I am a parent of a 5 year old boy. I wanted to ask the advice of the panel in regards to "tattling". My son's school has taught him that he is not supposed to tattle that "there is a difference between tattling and telling". My son has been through some bad experiences (having snacks taken away by other students, being excluded, and now had a child pee on his shoe). My son continues hold this belief that he should not tattle because he will get people in trouble and will then not have any friends. I am concerned that this has opened the door to my son being bullied.
My question is, should children his age be taught the "difference between tattling and telling?" And is there truly a difference at this age?
Thank You for your time,
We recently had a parent pose this question through our Contact Us form. One of our experts, education consultant and social-emotional development guru Jennifer Miller shares her thoughts.
First of all, your child is right on schedule developmentally. Tattling is a hallmark of the preschool and kindergarten age child attempting to develop self-regulation. Though the adult caregiver or teacher understandably does not want to be approached with every problem that arises in a classroom, the child is expressing his developmental need to understand and uphold the rules. This process takes time and lots of practice exercising his burgeoning self-control skills. Children first learn about the rules by enforcing them in others. Only then can they internalize and apply those rules to themselves. So take this experience as evidence that your child is working hard on learning the rules of school, a critical readiness factor for the elementary years.
As a parent, you want to act as a true partner to your child’s school by showing your support of their rules and routines. I would suggest beginning to teach your child that there are different rules in different settings. Rules at home may not be the same as the rules at school, but each are important in order to get along in those environments.
At home, you can:
Understand the role of tattling in development.
Realize that your son will not likely be “tattling” in eighth grade. This is part of his development and will not last beyond his current stage.
Clearly articulate and review the rules at home.
Because he is working hard on understanding what the expectations are of him and others his age, you can advance his learning by engaging in talk and play around rules. Pretend play encouraging him to lead the teaching of stuffed friends or action figures in following rules. Let him know when it’s important for him to tell you when he’s been hurt. For young children, they need to know that an adult will keep them safe if they feel in danger, physically or emotionally. And for each child, those perceptions of danger will vary.
Reinforce his learning, reflect his feelings back and then, redirect.

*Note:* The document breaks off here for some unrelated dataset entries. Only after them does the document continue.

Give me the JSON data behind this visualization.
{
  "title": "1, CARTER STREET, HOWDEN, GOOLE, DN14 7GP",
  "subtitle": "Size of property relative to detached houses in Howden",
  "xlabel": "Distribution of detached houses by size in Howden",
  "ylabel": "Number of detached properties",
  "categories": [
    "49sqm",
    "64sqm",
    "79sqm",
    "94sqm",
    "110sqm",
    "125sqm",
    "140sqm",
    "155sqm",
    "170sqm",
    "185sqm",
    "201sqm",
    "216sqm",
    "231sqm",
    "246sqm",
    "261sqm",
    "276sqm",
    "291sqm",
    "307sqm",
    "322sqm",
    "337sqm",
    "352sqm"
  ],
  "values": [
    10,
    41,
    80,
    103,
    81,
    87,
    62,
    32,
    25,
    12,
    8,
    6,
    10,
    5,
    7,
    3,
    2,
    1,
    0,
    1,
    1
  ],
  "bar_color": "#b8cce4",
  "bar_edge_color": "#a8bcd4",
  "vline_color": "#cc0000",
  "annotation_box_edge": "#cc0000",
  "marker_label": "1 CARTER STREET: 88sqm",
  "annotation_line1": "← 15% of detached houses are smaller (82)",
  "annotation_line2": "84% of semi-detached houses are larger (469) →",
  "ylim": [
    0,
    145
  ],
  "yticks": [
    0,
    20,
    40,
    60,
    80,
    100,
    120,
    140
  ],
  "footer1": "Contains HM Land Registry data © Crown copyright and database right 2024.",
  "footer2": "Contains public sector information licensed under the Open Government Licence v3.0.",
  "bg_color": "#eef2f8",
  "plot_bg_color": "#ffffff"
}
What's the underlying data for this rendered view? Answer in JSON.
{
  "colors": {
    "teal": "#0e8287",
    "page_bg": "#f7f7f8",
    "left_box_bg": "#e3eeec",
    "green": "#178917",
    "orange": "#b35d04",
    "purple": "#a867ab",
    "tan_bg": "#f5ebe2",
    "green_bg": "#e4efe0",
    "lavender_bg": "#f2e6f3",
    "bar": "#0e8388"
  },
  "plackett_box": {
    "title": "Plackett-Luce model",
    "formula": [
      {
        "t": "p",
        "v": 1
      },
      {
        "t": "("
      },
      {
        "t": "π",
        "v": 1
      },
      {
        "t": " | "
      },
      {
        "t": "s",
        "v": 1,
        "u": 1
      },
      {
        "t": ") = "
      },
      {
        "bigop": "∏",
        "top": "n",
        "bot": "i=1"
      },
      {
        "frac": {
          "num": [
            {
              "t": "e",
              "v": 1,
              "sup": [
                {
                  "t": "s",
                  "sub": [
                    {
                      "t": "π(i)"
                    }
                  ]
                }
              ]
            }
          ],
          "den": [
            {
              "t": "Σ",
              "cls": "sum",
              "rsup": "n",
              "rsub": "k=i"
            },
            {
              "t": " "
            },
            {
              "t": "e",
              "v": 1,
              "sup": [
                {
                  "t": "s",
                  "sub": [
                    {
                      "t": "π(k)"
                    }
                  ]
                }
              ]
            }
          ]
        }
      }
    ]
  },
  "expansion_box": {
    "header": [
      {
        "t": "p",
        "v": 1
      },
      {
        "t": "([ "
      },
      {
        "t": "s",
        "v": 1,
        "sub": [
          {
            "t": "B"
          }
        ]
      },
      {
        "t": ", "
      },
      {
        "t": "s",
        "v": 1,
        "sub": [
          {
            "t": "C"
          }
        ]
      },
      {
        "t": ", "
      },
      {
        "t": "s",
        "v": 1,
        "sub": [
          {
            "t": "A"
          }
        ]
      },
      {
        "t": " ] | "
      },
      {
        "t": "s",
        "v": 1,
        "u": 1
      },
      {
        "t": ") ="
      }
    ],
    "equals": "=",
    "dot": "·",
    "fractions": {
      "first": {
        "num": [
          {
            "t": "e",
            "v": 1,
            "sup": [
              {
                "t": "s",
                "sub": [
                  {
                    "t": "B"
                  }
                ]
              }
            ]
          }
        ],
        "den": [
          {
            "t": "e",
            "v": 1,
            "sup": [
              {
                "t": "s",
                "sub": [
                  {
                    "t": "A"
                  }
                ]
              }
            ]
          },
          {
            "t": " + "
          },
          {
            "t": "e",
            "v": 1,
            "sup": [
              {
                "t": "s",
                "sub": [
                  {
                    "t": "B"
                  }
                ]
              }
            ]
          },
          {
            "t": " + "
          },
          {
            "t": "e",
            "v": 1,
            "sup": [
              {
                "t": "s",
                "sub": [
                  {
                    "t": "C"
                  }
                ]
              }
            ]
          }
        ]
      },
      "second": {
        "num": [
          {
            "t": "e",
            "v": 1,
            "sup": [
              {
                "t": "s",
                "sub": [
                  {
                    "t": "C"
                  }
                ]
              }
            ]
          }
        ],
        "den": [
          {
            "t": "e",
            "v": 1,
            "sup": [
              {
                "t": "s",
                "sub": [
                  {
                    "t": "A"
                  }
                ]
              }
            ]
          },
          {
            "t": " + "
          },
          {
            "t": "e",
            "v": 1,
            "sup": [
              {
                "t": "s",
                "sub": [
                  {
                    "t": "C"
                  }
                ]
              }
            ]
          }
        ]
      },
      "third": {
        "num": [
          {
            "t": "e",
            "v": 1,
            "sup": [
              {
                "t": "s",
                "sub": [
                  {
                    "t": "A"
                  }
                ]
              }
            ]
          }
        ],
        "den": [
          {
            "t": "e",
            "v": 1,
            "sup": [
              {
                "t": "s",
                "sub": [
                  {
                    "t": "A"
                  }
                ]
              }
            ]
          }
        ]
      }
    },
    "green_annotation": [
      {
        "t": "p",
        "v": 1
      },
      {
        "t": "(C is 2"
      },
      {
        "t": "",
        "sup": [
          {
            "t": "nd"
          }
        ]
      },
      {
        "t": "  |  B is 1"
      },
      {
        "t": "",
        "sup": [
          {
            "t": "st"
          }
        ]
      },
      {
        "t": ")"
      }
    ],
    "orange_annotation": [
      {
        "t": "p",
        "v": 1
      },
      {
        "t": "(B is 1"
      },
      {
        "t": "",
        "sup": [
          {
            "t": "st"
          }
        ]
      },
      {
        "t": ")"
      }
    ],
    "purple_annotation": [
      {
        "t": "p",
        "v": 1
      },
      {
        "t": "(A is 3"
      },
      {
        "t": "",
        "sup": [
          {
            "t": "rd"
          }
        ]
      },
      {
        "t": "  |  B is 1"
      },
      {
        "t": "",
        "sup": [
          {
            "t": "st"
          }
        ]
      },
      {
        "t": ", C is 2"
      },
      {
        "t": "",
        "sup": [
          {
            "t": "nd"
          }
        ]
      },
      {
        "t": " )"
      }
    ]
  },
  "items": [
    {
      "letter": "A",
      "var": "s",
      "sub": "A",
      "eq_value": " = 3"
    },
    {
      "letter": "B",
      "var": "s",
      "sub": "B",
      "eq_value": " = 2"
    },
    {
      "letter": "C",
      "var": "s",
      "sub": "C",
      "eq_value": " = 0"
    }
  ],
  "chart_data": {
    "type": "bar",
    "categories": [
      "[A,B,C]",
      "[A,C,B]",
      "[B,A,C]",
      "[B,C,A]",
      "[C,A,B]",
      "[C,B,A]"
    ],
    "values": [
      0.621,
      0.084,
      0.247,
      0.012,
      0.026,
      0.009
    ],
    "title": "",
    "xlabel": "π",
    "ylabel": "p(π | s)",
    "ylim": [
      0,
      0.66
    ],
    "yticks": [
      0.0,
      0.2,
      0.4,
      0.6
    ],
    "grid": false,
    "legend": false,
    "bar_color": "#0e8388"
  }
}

Each time he comes to you about a playmate’s misbehavior, you might offer “I am glad to see you understand the rule about taking turns with toys. It looks like your friend, Ben, is still working on learning that rule. But I see you are frustrated. What could you do when you go back to him so that you both get to play?” In that statement, you will not only acknowledge what he is feeling and working on learning, but also help him empathize with his friend who is also learning and redirect him to think about alternatives to reengage with the friend and solve his own problem.
Because the rules at school are clearly defined, “telling not tattling," I would tend to seek clarification knowing that the teacher has my son’s best interests in mind. Use that as a way to introduce the topic of concern with your child’s teacher in a way that demonstrates your partnership. “I want to be sure I am supportive of your rules with my son. I was unclear about the tattle telling rule and also had concerns about his safety. Can you help me understand it and what you would ideally like him to do instead?” Share one of your examples of him being excluded or hurt by a classmate with the teacher so that she understands what you mean by ensuring his safety. That should help you better understand where she draws the line of telling versus managing the problem on his own.
Avoid contesting the teacher’s rules. There are many reasons (and experiences too) that lead to those rules a parent can’t possibly know. Approach it constructively as you might with a spouse, partner, or fellow in-home caregiver. Begin with words of support and then, request that she offer you a single or several possible alternatives to teach him instead when another child mistreats him, then practice and reinforce those behaviors at home.
If you are aware of specific challenges he has with peers, role play out simple responses or ways he can redirect his play in the moment to help him be prepared with his own strategies for school. Keep them short. Play act them and make it fun! This will help him remember the practice at school. You might say, “Stop. You know that’s wrong.” Then, practice walking away and finding a different toy in a difference part of the room. Young children need lots of practice so repeat a number of times. You may find he repeats it in play on his own. With this preparation, he may just feel more confident in responding to his peers in the moment of conflict at school.
If you do so, you’ll equip him with the critical practice he requires to exercise self-control in school, a key differentiator of a successful student, while maintaining your trusting relationship with his teacher. Now that’s a win-win for all!